Classified all possible horizon topologies in 5D vacuum black holes.

Constructed the first candidates for smooth black lens solutions.

Derived conditions to avoid conical singularities for physical relevance.

Abstract

We study the problem of asymptotically flat bi-axially symmetric stationary solutions of the vacuum Einstein equations in $5$-dimensional spacetime.
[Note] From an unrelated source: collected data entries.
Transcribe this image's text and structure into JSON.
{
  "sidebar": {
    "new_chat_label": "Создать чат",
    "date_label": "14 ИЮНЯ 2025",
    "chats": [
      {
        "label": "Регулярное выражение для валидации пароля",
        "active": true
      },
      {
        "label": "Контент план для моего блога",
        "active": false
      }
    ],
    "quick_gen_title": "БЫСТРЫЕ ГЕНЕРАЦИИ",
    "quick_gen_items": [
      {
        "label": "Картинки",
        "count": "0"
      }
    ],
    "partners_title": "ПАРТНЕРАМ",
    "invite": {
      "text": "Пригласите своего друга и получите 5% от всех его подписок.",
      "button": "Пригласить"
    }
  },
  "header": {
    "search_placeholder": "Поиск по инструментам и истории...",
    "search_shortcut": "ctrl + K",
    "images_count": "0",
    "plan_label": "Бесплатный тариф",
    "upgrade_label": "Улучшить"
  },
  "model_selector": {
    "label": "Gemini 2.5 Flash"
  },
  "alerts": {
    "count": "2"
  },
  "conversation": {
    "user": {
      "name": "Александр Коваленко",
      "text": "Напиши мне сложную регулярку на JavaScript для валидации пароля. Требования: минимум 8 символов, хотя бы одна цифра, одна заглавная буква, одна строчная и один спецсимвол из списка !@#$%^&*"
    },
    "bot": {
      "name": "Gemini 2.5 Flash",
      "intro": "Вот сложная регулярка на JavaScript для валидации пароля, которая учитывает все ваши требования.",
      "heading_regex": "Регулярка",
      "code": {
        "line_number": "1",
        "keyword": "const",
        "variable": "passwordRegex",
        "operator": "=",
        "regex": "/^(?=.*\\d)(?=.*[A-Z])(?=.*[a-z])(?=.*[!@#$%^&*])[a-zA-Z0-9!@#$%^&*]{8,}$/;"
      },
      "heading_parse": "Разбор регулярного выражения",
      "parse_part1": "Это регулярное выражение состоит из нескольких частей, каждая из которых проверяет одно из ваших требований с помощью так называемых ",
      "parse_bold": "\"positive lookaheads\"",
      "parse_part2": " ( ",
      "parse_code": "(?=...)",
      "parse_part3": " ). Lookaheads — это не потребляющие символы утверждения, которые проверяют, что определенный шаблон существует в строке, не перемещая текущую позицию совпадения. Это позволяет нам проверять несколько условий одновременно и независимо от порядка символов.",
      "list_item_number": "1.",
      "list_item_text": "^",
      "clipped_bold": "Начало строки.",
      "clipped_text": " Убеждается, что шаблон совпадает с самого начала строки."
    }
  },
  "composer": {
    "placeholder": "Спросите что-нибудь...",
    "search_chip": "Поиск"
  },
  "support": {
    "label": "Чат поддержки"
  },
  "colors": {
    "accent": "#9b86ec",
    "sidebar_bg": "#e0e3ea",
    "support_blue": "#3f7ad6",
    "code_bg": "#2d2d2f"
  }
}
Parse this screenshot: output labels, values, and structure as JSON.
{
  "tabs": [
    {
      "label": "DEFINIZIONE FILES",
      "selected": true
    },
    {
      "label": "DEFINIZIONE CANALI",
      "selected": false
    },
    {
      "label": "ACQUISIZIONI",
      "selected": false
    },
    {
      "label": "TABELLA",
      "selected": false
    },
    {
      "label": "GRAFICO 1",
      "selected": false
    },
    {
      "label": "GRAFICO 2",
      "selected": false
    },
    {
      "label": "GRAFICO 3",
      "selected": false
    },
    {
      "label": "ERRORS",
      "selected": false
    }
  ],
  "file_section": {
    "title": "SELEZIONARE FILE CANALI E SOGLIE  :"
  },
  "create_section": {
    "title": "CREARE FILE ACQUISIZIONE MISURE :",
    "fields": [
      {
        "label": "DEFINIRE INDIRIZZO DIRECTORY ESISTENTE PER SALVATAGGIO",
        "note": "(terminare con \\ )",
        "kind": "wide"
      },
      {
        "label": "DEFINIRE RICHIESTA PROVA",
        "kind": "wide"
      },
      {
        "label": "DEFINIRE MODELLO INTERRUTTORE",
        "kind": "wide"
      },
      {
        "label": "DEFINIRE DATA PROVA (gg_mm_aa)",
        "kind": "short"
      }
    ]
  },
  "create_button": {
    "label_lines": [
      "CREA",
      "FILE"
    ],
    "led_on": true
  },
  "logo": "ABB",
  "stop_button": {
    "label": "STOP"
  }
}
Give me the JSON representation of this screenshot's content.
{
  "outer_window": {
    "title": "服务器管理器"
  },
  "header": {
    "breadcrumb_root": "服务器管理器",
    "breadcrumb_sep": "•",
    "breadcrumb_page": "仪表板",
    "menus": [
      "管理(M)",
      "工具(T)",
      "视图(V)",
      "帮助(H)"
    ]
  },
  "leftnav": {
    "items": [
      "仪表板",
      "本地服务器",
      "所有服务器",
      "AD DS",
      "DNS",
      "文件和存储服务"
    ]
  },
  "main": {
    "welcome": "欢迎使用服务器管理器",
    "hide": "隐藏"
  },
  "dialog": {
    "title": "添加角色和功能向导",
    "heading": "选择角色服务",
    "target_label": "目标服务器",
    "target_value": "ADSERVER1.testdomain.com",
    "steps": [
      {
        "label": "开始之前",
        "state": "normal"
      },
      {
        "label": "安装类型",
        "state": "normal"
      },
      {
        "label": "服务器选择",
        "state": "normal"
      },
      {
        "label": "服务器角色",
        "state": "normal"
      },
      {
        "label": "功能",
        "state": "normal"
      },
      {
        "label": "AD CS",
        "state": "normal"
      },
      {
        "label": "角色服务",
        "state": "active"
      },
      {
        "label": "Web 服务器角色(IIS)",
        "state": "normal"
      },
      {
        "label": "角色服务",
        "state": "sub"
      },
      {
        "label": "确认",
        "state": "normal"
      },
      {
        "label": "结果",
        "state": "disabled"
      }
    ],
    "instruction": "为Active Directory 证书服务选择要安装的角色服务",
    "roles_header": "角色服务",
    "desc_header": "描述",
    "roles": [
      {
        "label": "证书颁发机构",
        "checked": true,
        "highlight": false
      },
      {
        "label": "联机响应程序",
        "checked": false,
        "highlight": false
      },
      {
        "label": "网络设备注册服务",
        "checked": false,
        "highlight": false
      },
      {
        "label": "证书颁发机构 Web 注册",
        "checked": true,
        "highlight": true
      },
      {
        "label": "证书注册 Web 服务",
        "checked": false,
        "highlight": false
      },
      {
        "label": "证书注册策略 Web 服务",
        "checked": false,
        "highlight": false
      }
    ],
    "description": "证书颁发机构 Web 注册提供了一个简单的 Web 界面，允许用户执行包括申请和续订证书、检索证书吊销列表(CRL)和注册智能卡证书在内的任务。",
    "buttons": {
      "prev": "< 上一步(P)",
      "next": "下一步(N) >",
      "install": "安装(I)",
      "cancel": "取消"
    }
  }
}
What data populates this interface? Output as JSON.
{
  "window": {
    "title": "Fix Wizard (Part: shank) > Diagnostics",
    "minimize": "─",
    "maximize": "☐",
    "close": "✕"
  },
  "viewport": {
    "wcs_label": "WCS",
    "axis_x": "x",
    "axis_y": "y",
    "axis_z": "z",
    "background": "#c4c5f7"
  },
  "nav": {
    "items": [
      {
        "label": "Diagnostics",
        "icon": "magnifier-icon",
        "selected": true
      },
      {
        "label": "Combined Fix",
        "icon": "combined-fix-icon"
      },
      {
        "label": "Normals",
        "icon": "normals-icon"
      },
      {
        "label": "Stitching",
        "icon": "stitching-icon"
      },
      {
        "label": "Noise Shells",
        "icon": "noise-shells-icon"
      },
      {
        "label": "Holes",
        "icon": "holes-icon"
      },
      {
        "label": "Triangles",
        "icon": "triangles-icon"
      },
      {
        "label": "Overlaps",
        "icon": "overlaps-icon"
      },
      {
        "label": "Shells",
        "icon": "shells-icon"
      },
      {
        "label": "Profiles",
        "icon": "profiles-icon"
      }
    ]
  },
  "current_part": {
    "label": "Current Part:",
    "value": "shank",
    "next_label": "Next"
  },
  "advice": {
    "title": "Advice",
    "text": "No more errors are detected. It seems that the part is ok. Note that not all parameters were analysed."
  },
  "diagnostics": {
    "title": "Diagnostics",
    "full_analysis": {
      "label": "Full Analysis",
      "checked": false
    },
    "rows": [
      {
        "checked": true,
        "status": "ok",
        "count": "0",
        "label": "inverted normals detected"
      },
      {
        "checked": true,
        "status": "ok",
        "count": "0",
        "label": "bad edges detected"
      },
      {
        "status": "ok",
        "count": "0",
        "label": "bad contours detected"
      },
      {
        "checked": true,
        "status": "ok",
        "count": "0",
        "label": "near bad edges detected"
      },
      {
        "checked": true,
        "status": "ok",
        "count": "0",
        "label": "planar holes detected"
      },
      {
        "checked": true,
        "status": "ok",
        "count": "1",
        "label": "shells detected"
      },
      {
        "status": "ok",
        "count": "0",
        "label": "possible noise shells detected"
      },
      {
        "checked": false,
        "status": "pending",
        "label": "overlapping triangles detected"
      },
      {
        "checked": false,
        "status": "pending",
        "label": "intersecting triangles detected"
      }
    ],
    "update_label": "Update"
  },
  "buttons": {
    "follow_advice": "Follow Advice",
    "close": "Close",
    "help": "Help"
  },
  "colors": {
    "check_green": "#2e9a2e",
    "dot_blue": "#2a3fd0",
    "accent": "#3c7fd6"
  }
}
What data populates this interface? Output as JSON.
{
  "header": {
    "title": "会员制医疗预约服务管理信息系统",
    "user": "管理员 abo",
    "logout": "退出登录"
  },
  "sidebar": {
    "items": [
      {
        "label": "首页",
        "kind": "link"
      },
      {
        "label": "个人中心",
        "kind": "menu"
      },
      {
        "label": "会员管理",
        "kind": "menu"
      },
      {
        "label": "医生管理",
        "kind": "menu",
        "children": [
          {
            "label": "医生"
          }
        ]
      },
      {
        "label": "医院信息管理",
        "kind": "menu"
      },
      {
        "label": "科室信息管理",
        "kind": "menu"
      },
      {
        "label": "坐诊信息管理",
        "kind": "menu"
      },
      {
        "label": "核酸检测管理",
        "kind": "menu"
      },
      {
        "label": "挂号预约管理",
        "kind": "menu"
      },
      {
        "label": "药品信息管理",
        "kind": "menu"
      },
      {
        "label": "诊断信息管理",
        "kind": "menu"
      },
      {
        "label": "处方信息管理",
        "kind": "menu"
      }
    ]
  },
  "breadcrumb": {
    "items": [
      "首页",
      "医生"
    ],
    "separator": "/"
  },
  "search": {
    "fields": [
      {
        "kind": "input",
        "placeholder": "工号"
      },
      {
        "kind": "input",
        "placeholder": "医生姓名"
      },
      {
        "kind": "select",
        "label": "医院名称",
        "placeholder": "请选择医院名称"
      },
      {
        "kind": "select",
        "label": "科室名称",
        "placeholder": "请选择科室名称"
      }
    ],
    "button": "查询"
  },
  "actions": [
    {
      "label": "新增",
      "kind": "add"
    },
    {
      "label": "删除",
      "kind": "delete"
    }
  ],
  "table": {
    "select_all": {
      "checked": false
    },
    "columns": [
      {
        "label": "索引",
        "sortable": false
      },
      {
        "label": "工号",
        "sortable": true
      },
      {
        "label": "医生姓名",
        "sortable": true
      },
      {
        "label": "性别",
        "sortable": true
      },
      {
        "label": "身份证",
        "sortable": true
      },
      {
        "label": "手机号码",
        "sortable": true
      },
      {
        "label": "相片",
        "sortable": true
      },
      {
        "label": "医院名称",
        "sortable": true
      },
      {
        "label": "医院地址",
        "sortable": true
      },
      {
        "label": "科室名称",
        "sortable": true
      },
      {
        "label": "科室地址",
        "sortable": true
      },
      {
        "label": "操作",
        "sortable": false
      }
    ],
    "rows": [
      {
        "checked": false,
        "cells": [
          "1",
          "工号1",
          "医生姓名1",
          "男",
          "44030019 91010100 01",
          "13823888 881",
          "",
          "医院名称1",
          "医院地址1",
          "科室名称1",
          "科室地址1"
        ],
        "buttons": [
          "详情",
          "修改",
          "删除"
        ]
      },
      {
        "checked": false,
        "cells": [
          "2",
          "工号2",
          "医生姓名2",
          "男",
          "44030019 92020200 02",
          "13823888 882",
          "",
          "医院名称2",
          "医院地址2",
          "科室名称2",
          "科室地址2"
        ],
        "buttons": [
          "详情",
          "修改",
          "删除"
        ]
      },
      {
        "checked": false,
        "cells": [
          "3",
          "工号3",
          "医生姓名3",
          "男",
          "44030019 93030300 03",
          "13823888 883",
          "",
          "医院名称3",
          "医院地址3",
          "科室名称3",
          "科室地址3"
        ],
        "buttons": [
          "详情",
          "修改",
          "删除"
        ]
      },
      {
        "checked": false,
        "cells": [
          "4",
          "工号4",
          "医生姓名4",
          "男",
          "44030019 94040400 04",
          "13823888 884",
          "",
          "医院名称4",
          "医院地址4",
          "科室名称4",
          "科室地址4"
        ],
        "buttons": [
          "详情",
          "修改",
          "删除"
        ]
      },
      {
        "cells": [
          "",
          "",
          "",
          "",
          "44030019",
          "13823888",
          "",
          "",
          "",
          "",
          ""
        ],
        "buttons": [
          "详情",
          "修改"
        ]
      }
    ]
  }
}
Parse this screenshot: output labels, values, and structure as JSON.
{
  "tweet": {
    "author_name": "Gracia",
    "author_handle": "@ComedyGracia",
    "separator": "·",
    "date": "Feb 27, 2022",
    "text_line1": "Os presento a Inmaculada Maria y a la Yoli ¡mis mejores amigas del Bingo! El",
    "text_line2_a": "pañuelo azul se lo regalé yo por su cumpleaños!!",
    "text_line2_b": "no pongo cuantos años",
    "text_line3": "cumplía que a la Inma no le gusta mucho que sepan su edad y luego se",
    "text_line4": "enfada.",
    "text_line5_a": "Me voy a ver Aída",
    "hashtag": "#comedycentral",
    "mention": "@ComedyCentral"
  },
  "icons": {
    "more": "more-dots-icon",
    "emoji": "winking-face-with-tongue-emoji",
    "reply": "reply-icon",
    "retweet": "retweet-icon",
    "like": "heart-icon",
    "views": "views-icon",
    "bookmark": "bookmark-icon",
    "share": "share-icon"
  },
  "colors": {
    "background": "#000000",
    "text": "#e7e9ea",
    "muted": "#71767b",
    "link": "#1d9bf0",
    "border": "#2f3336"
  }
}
In this setting, the cross section of any connected component of the event horizon is a prime $3$-manifold of positive Yamabe type, namely the $3$-sphere $S^3$, the ring $S^1\times S^2$, or the lens space $L(p,q)$. The Einstein vacuum equations reduce to an axially symmetric harmonic map with prescribed singularities from $\mathbb{R}^3$ into the symmetric space $SL(3,\mathbb{R})/SO(3)$. In this paper, we solve the problem for all possible topologies, and in particular the first candidates for smooth vacuum non-degenerate black lenses are produced. In addition, a generalization of this result is given in which the spacetime is allowed to have orbifold singularities. We also formulate conditions for the absence of conical singularities which guarantee a physically relevant solution.